Here are a few things to remember when making decisions:
God is a Redeemer
You should not be afraid when making a decision. When you make a decision, you are making an investment; you are stewarding the time, talent, and treasure that has been entrusted to you.
No Obligation to be Right
If you interview people you admire as great leaders, you might find that they have been wrong many times. You do not have to be right all the time. Acts is full of examples of Paul making decisions, many of which probably were not the right decisions. You will be wrong some of the time. We need to take Jesus very seriously, but ourselves not so much.
No Expectation to be Right
Many leaders believe that people have an expectation of them to make nothing but right decisions. I believe this is a wrong preconception. I believe that the people we are leading do notexpect that we would never be wrong. If we believe that they think we are never wrong, then we are wrong to think that. The people we are leading are much more able to identify with us and follow us when we acknowledge when we make a wrong decision. People will identify with us if we are humble through the process.
Wrong vs. Bad Decisions
Not all wrong decisions are bad decisions. A bad decision is when information is available, but you do not exercise due diligence before making that decision. A wrong decision is when you are trying to do the right thing, you chart a course, something happens that was unforeseen, and it turns out to be the wrong decision. That doesn’t make you wrong. That makes you a faithful navigator on the seas of life and decision making.
Hear from God
We cannot attach a “thus says the Lord” to every decision. Do not take the Lord’s name in vain. There are times when we do clearly hear a direct mandate from the Lord and we speak that.

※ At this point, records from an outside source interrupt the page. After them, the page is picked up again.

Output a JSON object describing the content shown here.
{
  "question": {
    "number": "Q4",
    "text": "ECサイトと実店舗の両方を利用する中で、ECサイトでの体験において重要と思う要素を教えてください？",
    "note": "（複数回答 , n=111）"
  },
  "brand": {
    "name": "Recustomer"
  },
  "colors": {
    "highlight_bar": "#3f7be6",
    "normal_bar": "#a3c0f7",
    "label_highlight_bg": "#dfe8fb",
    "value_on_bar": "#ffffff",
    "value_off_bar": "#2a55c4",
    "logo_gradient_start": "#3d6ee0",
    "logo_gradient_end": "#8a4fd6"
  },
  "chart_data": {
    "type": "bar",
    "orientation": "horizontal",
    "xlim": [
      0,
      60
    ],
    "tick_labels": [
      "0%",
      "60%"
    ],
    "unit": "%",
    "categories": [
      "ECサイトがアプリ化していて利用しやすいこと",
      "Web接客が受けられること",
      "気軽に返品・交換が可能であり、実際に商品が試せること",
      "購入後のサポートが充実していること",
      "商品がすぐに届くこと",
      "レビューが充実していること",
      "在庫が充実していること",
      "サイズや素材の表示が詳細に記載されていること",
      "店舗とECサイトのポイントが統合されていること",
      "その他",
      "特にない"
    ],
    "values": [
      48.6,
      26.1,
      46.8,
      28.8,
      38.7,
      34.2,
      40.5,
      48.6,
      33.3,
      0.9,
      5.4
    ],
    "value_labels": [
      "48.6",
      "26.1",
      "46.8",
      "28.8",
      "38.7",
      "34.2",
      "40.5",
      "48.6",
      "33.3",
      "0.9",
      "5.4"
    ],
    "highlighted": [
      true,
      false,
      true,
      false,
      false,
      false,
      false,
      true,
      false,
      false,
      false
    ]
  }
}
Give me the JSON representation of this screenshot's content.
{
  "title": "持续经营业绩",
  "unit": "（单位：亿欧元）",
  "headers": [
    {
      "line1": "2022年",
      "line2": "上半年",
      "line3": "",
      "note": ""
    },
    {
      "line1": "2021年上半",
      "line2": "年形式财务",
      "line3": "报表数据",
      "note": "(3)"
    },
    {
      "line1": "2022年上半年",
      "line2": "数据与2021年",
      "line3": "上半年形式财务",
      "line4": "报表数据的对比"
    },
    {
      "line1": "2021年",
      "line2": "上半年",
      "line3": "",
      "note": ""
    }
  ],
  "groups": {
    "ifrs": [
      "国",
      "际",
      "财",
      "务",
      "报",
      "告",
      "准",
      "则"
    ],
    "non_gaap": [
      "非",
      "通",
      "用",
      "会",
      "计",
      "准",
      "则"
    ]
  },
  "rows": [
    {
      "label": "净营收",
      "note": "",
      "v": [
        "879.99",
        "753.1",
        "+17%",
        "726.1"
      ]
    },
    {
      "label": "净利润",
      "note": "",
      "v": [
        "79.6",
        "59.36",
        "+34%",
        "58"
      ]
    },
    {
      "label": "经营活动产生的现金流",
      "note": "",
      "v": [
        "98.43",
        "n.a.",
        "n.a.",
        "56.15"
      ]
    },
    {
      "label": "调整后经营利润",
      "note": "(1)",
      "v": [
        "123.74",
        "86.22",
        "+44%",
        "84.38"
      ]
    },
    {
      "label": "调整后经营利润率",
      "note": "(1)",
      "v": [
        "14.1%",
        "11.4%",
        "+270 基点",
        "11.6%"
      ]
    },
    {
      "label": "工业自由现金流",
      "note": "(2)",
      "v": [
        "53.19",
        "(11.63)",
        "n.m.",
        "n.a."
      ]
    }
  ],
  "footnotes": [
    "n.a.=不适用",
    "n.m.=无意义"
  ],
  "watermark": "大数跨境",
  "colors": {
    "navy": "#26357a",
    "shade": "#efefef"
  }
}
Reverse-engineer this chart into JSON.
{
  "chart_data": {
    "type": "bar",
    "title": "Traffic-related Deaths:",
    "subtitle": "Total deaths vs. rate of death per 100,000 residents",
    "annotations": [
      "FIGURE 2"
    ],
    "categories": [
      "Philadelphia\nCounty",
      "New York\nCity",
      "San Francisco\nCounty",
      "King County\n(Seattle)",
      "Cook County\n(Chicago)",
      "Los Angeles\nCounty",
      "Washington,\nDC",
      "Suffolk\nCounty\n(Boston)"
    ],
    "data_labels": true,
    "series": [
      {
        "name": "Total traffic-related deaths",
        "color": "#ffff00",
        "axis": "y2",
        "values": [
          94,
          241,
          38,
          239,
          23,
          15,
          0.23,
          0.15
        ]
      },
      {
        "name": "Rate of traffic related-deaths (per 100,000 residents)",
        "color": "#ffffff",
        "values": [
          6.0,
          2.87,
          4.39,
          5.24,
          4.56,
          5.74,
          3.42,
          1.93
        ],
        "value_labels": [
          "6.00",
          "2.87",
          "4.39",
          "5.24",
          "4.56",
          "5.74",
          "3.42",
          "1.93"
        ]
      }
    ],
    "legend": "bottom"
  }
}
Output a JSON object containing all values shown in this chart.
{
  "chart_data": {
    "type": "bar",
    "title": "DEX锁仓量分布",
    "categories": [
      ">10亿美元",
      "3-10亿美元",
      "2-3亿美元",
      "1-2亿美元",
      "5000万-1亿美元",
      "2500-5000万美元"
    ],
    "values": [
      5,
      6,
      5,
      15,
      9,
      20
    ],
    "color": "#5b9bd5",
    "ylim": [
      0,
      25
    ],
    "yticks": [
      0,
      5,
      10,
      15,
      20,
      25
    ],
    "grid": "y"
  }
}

But that is not an equity check that you cash every day. It is better to communicate that you have sought counsel, the experts, that you have prayed, that you believe this is the best decision, and that you are going to chart this course together with your team. This type of reality leadership stirs people to want to be involved and follow.
If we walk humbly before the Lord, God will enable us to escape from our defeats and triumph in our victories in decision making.